Roger Lowenstein has a big piece out in Bloomberg BusinessWeek, an apology for Wall Street—duly celebrated by The New York Times’s Andrew Ross Sorkin on Twitter as “courageous” and “probably right”—arguing “Wall Street: Not Guilty.”



What’s with our elite financial journalists?



Problem is, this piece is based on a straw man: that fire-breathing critics of Wall Street like Taibbi and, um, Joe Nocera and, well, the news reporters at The New York Times and NPR, think that the crisis was caused by financial fraud alone.



But none of them—not even Taibbi—thinks fraud was the sole cause of the crisis, which had many contributing factors, including excess Chinese savings, regulatory capture, financial wizardry, and, yes, fraud.



Lowenstein himself concedes that the “crisis was accompanied by fraud” and that “mortgage fraud exacerbated the bubble,” but writes like he’s offering the pitchfork-wielding mob of well-paid journalists a new insight that the crisis was “multi-causal.” I’m not aware of anybody who thinks it wasn’t.

And if the crisis was “accompanied” by fraud, as Lowenstein himself says, then the headline—”Wall Street: Not Guilty”—is just wrong isn’t it? Bizweek should have avoided the temptation for sensationalism.


Besides being a name-brand business journalist, Lowenstein is also an outside director of the well respected Sequoia Fund, which has some of its money in (non Wall Street) bank stocks. I don’t think this is a huge deal, but it’s an unusual enough arrangement for a journalist that Bloomberg BusinessWeek should disclose the affiliation, which it doesn’t here. It’s not about conflict, but it is about perspective. Lowenstein, in this piece at least, is excusing people he is working among, a financial-world culture he is working in. State house reporters don’t accept political appointments both for appearance reasons and to help them maintain critical distance.

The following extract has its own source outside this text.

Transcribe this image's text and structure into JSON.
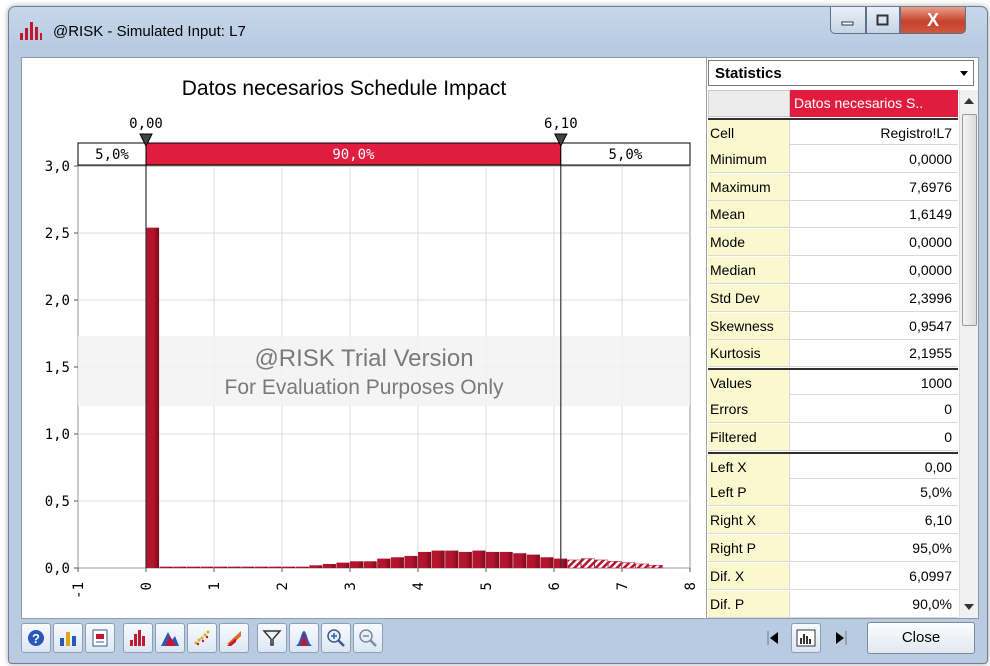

In any case, here’s his summary of his opponents’ arguments:



There are those who have implied that prosecutors are either too cozy with Wall Street or too incompetent to bring cases to court. Thus, in a measured piece that assessed the guilt of various financial executives, New York Times columnist Joe Nocera lamented that “Wall Street bigwigs whose firms took unconscionable risks … aren’t even on Justice’s radar screen.” A news story in the Times about a mortgage executive who was convicted of criminal fraud observed, “The Justice Dept. has yet to bring charges against an executive who ran a major Wall Street firm leading up to the disaster.” In the same dispassionate tone, National Public Radio’s All Things Considered chimed in, “Some of the most publicly reviled figures in the mortgage mess won’t face any public accounting.” New York magazine saw fit to print the estimable opinion of Bernie Madoff, who observed that the dearth of criminal convictions is “unbelievable.” Rolling Stone, which has been beating this drum the longest and with the heaviest hand, reductively asked, “Why isn’t Wall Street in jail?”



Taken from the top, these sentiments imply that the financial crisis was caused by fraud; that people who take big risks should be subject to a criminal investigation; that executives of large financial firms should be criminal suspects after a crash; that public revulsion indicates likely culpability; that it is inconceivable (to Madoff, anyway) that people could lose so much money absent a conspiracy; and that Wall Street bears collective guilt for which a large part of it should be incarcerated.



These assumptions do violence to our system of justice and hinder our understanding of the crisis.





Note the “measured piece” qualifer on the Nocera quote. That’s a euphemism for: A column Nocera wrote about how prosecutors were probably right not to bring charges against executives, who he thinks were dumb, not criminal. But Lowenstein would have you think Nocera and his ilk think taking big risks should mean jail time, as if Joe wants investigators to swarm Vegas when some guy bets it all on black. Nocera wasn’t saying that any more than any of the other journalists quoted here meant what Lowenstein says they did. Even Madoff didn’t really imply what Lowenstein says he did.